そんな二人がアイドルデビューしたのが今年。18歳まで雌伏のときを過ごしていた二人は、その蓄積された潜在エネルギーをデビューと同時に炸裂させた。ありとあらゆる雑誌の表紙を飾り、ほとんどの音楽番組で過去最高視聴率を叩き出した。この音楽配信全盛の時代に、形あるものとして所持したいという理由でCDが飛ぶように売れた。

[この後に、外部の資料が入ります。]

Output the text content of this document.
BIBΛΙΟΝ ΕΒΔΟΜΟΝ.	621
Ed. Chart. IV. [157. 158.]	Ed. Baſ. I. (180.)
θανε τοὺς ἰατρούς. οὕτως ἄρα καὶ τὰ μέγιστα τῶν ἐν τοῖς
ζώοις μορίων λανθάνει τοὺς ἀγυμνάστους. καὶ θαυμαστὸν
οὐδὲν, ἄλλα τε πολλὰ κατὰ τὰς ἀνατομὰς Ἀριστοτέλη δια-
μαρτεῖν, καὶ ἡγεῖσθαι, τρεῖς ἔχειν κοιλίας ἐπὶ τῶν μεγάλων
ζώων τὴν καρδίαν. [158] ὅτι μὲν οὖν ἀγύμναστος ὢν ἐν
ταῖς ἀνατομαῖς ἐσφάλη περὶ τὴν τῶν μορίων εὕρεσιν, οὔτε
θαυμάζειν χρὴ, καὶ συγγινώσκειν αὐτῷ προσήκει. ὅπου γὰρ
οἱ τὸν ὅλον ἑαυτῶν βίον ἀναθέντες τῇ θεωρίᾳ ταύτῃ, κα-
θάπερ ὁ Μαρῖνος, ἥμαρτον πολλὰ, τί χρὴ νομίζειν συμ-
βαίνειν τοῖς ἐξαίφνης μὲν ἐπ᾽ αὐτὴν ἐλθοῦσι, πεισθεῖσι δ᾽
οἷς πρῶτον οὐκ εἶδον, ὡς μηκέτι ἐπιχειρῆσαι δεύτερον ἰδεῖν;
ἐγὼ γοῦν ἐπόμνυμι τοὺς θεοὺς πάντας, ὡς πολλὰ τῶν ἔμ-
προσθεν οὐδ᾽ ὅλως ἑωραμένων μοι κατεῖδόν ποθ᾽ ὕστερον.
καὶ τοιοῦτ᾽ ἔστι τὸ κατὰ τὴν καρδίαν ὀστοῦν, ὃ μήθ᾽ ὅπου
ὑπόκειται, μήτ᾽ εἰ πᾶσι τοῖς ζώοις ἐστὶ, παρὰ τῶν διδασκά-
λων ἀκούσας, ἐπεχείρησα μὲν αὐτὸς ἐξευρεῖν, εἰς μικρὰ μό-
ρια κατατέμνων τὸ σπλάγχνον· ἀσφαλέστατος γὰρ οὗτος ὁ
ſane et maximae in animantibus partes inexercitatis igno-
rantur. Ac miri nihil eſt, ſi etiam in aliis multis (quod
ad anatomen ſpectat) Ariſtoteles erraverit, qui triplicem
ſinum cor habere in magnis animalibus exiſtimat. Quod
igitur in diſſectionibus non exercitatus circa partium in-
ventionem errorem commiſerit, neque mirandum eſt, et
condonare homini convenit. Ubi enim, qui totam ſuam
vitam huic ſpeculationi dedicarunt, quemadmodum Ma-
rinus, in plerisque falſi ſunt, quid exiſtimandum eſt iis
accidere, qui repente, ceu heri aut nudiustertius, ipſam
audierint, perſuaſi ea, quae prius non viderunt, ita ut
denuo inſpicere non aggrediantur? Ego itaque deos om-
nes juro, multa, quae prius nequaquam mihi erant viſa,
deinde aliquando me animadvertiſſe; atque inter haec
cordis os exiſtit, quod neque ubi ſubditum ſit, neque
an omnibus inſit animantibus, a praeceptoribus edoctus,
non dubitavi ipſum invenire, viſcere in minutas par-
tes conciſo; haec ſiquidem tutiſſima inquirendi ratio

テレビ業界の末席も末席、目を凝らさなければ見えないほどの末席を汚しに汚している私に兄妹への生放送でのインタビューの仕事が回ってきたのは、幾重もの奇跡の賜物と言う他ない……と思っていたが、実態はそうでもない。なにせ、兄妹に間近で対面して正気を保つことができたインタビュアーが少ないのだ。兄妹の放つ超強力なオーラは一般的な感性を持つ人間では太刀打ちできないらしい。私の過去の他の芸能人へのインタビューの様子を見て、何を判断したのか私であれば大丈夫だろうとディレクターじきじきのご指名があったそうだ。そこまでの人間がこの世にいるのかというのもにわかには信じがたい話だが、通常では回ってくるはずのない大スターへのインタビューが私に回ってきたのも事実。
そうして私は、運命のインタビューの日を迎える。